Repeating this dot product for everyone in a sample yields a score per person, which we then correlate with the observed phenotype to gauge predictive accuracy.

In code

R

set.seed(3)
beta <- c(0.3, -0.1, 0.5)                    # GWAS weights, 3 SNPs
n <- 400
G <- sapply(c(0.3, 0.5, 0.2), function(f) rbinom(n, 2, f))  # genotypes
pgs <- as.vector(G %*% beta)                 # one score per person
y <- pgs + rnorm(n, sd = 1)                  # phenotype (score + noise)
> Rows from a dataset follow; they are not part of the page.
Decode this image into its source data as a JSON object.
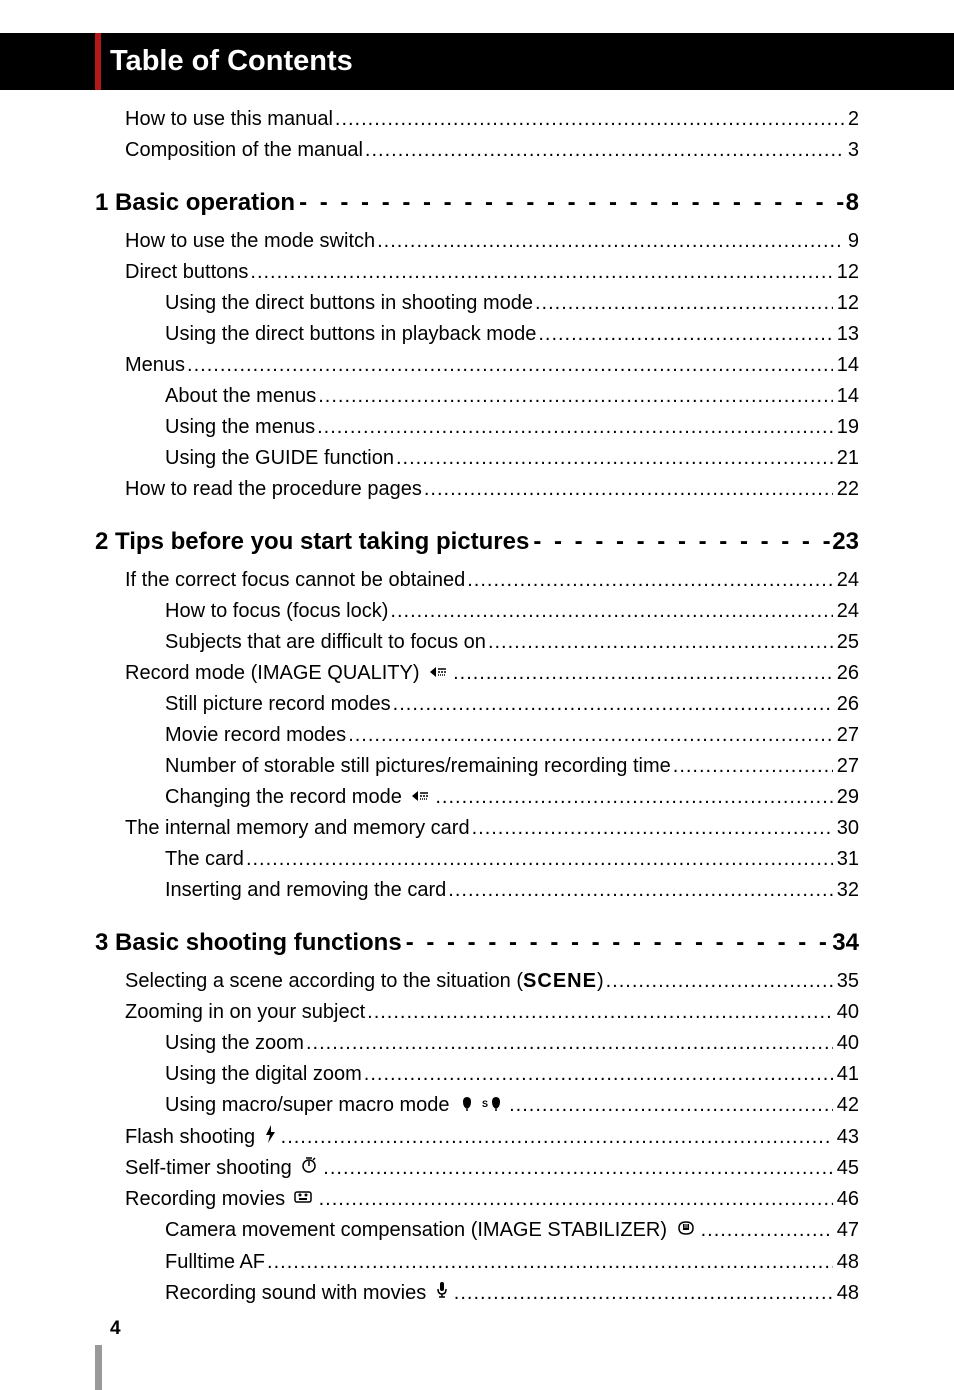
{
  "title": "Table of Contents",
  "page_number": "4",
  "colors": {
    "title_bg": "#000000",
    "title_text": "#ffffff",
    "accent": "#b31919",
    "body_text": "#000000",
    "footer_bar": "#999999"
  },
  "fonts": {
    "title_size": 29,
    "section_size": 24,
    "entry_size": 20,
    "page_number_size": 19
  },
  "pre_entries": [
    {
      "title": "How to use this manual",
      "page": "2",
      "level": 0
    },
    {
      "title": "Composition of the manual",
      "page": "3",
      "level": 0
    }
  ],
  "sections": [
    {
      "title": "1 Basic operation",
      "page": "8",
      "entries": [
        {
          "title": "How to use the mode switch",
          "page": "9",
          "level": 0
        },
        {
          "title": "Direct buttons",
          "page": "12",
          "level": 0
        },
        {
          "title": "Using the direct buttons in shooting mode",
          "page": "12",
          "level": 1
        },
        {
          "title": "Using the direct buttons in playback mode",
          "page": "13",
          "level": 1
        },
        {
          "title": "Menus",
          "page": "14",
          "level": 0
        },
        {
          "title": "About the menus",
          "page": "14",
          "level": 1
        },
        {
          "title": "Using the menus",
          "page": "19",
          "level": 1
        },
        {
          "title": "Using the GUIDE function",
          "page": "21",
          "level": 1
        },
        {
          "title": "How to read the procedure pages",
          "page": "22",
          "level": 0
        }
      ]
    },
    {
      "title": "2 Tips before you start taking pictures",
      "page": "23",
      "entries": [
        {
          "title": "If the correct focus cannot be obtained",
          "page": "24",
          "level": 0
        },
        {
          "title": "How to focus (focus lock)",
          "page": "24",
          "level": 1
        },
        {
          "title": "Subjects that are difficult to focus on",
          "page": "25",
          "level": 1
        },
        {
          "title": "Record mode (IMAGE QUALITY)",
          "page": "26",
          "level": 0,
          "icon": "quality"
        },
        {
          "title": "Still picture record modes",
          "page": "26",
          "level": 1
        },
        {
          "title": "Movie record modes",
          "page": "27",
          "level": 1
        },
        {
          "title": "Number of storable still pictures/remaining recording time",
          "page": "27",
          "level": 1
        },
        {
          "title": "Changing the record mode",
          "page": "29",
          "level": 1,
          "icon": "quality"
        },
        {
          "title": "The internal memory and memory card",
          "page": "30",
          "level": 0
        },
        {
          "title": "The card",
          "page": "31",
          "level": 1
        },
        {
          "title": "Inserting and removing the card",
          "page": "32",
          "level": 1
        }
      ]
    },
    {
      "title": "3 Basic shooting functions",
      "page": "34",
      "entries": [
        {
          "title": "Selecting a scene according to the situation (",
          "page": "35",
          "level": 0,
          "scene_suffix": ")"
        },
        {
          "title": "Zooming in on your subject",
          "page": "40",
          "level": 0
        },
        {
          "title": "Using the zoom",
          "page": "40",
          "level": 1
        },
        {
          "title": "Using the digital zoom",
          "page": "41",
          "level": 1
        },
        {
          "title": "Using macro/super macro mode",
          "page": "42",
          "level": 1,
          "icon": "macro"
        },
        {
          "title": "Flash shooting",
          "page": "43",
          "level": 0,
          "icon": "flash"
        },
        {
          "title": "Self-timer shooting",
          "page": "45",
          "level": 0,
          "icon": "timer"
        },
        {
          "title": "Recording movies",
          "page": "46",
          "level": 0,
          "icon": "movie"
        },
        {
          "title": "Camera movement compensation (IMAGE STABILIZER)",
          "page": "47",
          "level": 1,
          "icon": "stabilizer"
        },
        {
          "title": "Fulltime AF",
          "page": "48",
          "level": 1
        },
        {
          "title": "Recording sound with movies",
          "page": "48",
          "level": 1,
          "icon": "mic"
        }
      ]
    }
  ],
  "scene_label": "SCENE"
}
# Single person: dosages (2,1,0) -> score 0.5
sum(c(2, 1, 0) * beta)                        # 0.5

cor(pgs, y)^2                                 # R^2 ~ 0.35 (variance explained)

Python

import numpy as np
rng = np.random.default_rng(3)
beta = np.array([0.3, -0.1, 0.5])            # GWAS weights
n = 400
G = np.column_stack([rng.binomial(2, f, n) for f in (0.3, 0.5, 0.2)]).astype(float)
pgs = G @ beta                               # score per person
y = pgs + rng.normal(size=n)                 # phenotype

print(np.dot([2, 1, 0], beta))               # 0.5  (single individual)
print(np.corrcoef(pgs, y)[0, 1] ** 2)        # R^2 ~ 0.35

0.5
0.0901190504815184

Julia

using Statistics, Random, Distributions
Random.seed!(3)
beta = [0.3, -0.1, 0.5]                       # GWAS weights
n = 400
G = Float64.(hcat([rand(Binomial(2, f), n) for f in (0.3, 0.5, 0.2)]...))
pgs = G * beta                                # score per person
y = pgs .+ randn(n)                           # phenotype

println(dot([2, 1, 0], beta))                 # 0.5  (single individual)
println(cor(pgs, y)^2)                        # R^2 ~ 0.35

Why it matters

Polygenic scores are moving from research tool toward clinical use — flagging people at high genetic risk for heart disease, breast cancer, or diabetes for earlier screening. They connect several ideas on this site: GWAS supplies the weights, heritability caps their accuracy, and their genetic construction lets them serve as instruments in Mendelian randomization. Their poor cross-ancestry transfer is also a stark reminder that a statistical tool inherits the biases of the data it was trained on.